DinoMan / speech-driven-animation

947 stars 289 forks source link

[RESULTS] Generalization to different faces and language #13

Open bimunlp opened 5 years ago

bimunlp commented 5 years ago

This is what I got when using the provided image and audio test 1 with crema the same image but with different audio (Chinese) test 2 with crema when I transfer it to other images, the results turn out to be very disappointing, after a lot of tests, i obtained a better result using timit, but still unnatural. test 8 with timit

DinoMan commented 5 years ago

That seems about right. Like I said in another issue the videos generated using timit, crema and grid do not generalize as well since they have only seen 15 to 60 faces. Also you should consider that most of those datasets don't have a single Asian face in the training sets so it will be extra hard for Asian faces. You need the lrw model for this.

Also since the datasets used for training are all English I do not expect it to work on different languages very well.

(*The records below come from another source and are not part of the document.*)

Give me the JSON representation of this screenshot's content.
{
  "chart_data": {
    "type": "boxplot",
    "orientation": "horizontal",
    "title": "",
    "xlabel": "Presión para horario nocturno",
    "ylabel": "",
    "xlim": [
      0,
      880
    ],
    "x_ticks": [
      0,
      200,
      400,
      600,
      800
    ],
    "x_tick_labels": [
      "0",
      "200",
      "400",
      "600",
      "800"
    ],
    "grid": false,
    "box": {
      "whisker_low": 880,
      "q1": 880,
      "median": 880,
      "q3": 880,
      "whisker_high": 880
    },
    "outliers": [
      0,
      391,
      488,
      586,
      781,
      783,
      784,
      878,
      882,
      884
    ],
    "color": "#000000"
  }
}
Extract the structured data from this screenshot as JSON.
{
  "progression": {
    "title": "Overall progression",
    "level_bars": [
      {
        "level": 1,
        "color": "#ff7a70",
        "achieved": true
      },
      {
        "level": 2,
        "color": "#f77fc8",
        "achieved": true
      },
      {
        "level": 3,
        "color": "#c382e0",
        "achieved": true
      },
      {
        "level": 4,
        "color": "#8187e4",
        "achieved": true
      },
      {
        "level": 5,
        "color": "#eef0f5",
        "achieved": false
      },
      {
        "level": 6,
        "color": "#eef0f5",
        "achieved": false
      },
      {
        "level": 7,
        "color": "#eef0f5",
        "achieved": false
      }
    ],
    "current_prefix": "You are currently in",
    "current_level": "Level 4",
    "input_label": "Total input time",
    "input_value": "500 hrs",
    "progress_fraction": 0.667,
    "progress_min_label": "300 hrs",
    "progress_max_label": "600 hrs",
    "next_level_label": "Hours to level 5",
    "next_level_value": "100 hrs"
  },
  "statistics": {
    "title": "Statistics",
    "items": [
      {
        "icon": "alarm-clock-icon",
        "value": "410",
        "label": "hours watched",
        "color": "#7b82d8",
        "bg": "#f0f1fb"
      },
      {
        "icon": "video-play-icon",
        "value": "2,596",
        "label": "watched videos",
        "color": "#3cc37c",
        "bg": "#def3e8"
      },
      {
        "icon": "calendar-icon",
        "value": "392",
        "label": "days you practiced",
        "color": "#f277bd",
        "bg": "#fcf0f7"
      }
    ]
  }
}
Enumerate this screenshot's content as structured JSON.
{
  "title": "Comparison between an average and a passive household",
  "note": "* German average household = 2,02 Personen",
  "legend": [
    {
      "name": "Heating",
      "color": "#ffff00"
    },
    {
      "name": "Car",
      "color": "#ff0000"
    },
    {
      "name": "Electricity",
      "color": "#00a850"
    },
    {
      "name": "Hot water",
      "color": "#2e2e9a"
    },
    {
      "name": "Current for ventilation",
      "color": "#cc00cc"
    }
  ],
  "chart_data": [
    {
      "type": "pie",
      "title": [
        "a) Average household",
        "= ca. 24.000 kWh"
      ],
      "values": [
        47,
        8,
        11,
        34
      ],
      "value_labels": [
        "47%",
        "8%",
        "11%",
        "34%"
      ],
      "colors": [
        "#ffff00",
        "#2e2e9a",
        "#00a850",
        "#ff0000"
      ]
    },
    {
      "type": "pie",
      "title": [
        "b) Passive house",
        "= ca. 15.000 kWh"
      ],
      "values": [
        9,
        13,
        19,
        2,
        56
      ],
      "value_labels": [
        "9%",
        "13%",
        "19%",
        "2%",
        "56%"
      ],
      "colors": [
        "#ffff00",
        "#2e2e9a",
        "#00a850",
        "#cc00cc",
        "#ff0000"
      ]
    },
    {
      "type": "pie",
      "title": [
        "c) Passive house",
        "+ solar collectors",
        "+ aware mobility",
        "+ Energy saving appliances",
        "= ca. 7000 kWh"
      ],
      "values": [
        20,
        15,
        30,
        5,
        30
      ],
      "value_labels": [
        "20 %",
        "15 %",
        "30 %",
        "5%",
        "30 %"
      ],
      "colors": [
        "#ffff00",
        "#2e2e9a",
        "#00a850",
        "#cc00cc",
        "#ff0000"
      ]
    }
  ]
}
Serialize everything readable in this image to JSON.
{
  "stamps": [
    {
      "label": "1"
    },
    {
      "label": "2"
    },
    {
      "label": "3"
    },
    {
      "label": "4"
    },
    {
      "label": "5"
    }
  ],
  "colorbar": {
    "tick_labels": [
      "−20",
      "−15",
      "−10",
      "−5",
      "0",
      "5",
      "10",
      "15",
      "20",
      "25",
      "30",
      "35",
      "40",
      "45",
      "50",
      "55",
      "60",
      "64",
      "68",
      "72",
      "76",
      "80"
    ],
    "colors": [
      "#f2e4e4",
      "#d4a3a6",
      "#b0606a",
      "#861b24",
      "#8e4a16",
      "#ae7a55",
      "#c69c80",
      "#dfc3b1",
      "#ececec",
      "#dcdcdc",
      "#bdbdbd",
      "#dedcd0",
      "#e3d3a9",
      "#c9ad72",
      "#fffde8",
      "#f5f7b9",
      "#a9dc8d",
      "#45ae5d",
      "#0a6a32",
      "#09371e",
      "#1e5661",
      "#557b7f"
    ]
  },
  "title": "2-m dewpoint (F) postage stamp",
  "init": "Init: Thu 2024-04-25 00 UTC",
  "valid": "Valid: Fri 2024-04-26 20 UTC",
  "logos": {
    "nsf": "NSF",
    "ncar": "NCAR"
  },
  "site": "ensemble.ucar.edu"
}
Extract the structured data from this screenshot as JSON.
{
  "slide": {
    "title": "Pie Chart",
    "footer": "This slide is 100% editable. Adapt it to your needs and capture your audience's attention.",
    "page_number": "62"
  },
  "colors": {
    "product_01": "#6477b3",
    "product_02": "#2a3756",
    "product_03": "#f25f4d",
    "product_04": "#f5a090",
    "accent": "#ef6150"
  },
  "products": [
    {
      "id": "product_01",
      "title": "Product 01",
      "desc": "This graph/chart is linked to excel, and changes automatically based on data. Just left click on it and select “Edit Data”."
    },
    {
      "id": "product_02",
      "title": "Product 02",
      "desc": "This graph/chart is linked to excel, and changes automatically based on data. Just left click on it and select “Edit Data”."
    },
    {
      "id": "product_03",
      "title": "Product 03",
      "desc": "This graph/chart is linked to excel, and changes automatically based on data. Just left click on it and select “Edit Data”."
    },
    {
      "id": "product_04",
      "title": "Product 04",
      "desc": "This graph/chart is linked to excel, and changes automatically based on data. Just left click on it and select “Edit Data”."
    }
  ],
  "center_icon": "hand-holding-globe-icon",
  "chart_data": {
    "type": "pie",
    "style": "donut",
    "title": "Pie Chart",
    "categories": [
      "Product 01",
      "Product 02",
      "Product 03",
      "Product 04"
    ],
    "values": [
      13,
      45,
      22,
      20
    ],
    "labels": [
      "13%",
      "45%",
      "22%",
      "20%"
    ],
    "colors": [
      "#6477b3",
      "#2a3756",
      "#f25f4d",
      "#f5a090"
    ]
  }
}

At the moment I am still on vacation. Once I'm back I'll look into solving issues regarding hosting the models (the demand is high so I have maxed out the free git lfs quotas). After that i also need to discuss with the rest of the team about the release of the lrw model. Once I have an update on this I will let you all know

bimunlp commented 5 years ago

A great job has been done! Thank you so much for your inspiring work.

ustc-baize commented 4 years ago

@yiyouls
hello,i meet the question va = sda.VideoAnimator(gpu=0) # Instantiate the animator has been running for over an hour. it keeps showing "Downloading the face detection CNN. Please wait..." and result nothing else. There is noting wrong with my GPU, would you tell me how to solve this problem?